Er is ook een maatschappelijke dynamiek. Burgers en bedrijven beschikken tegenwoordig over meer vaardig­heden en hulpmiddelen om informatie te vergaren en te verwerken. En ook over meer mogelijkheden om hun mening te uiten, met name via digitale communicatiemiddelen. De beleidspraktijk is hierdoor soms weerbarstig (burgers verenigen zich gemakkelijker om nieuwe ontwikkelingen tegen te houden), maar krijgt hierdoor ook een grote impuls: burgers stropen vaker samen de mouwen op om publieke belangen op eigen initiatief te behartigen. Goede voorbeelden van zulke initiatieven zijn het opzetten van energiecollectieven, buurtwachten of restaurants die voedselverspilling tegengaan. Het publieke belang is daardoor echt publiek geworden.

Betrekken, beginnen en bijsturen

In een dynamische en verweven wereld is de traditionele wijze van beleid ontwikkelen niet meer in alle gevallen passend. Dit roept de vraag op welke andere, meer effectieve wegen er zijn voor het oplossen van complexe problemen. Het antwoord op deze vraag bestaat uit de genoemde drie stappen: betrekken van burgers en bedrijven om tot ­gezamenlijke doelen te komen, beginnen met concrete doelgerichte instrumenten, en bijsturen op basis van feitelijke informatie.

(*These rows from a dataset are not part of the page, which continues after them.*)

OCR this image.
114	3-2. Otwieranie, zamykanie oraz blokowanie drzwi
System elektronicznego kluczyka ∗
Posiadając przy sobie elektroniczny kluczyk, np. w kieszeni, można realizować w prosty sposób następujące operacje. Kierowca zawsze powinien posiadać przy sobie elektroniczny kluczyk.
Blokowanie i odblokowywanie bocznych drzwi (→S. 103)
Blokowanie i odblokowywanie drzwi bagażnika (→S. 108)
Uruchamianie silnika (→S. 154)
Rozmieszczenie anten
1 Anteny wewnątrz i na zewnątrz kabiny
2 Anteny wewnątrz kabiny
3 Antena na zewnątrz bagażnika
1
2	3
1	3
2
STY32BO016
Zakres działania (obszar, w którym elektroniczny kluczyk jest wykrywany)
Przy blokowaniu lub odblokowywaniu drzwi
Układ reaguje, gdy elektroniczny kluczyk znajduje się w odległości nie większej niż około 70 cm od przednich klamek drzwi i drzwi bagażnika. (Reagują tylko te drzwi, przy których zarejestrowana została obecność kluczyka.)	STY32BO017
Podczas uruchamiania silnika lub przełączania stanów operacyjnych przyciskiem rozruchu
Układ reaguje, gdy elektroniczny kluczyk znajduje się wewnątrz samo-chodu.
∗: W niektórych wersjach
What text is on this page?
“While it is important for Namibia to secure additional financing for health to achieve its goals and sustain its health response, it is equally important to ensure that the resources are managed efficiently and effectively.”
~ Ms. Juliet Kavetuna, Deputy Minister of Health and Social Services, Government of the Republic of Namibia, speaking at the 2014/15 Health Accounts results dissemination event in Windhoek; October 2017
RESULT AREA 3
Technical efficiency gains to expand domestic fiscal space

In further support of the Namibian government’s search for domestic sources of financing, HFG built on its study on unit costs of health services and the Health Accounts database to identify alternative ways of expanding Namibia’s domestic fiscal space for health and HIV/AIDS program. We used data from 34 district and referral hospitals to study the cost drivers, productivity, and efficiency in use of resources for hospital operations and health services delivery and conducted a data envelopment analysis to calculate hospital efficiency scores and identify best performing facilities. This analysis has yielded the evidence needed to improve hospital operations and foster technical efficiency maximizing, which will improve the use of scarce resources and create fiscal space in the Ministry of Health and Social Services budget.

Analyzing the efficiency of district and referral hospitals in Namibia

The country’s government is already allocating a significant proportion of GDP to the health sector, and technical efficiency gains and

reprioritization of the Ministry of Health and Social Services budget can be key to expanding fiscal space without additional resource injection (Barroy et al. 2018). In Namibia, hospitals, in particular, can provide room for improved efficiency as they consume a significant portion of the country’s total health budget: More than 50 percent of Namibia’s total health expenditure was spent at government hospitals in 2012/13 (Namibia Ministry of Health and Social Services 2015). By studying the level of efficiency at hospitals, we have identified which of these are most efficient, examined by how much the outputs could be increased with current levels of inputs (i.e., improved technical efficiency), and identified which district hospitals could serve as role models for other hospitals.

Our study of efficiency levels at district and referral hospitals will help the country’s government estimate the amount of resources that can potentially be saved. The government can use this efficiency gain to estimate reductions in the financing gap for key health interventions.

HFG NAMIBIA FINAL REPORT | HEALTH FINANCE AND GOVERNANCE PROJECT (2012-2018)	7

Betrekken van burgers en bedrijven

De overheid doet er daarom goed aan om burgers en bedrijven actief te betrekken bij het beleidsproces, om samen te werken en, waar zinvol, om aan te sluiten bij initiatieven van maatschappelijke partijen. Als burgers en bedrijven een bijdrage leveren aan het oplossen van maatschappelijke uitdagingen, zorgt dat voor eigenaarschap en draagvlak, en het levert de overheid extra informatie op. Er zijn de afgelopen jaren verschillende trajecten geweest waarbij dit in de praktijk is gebracht, zoals in de Nationale Pensioendialoog en de Energiedialoog.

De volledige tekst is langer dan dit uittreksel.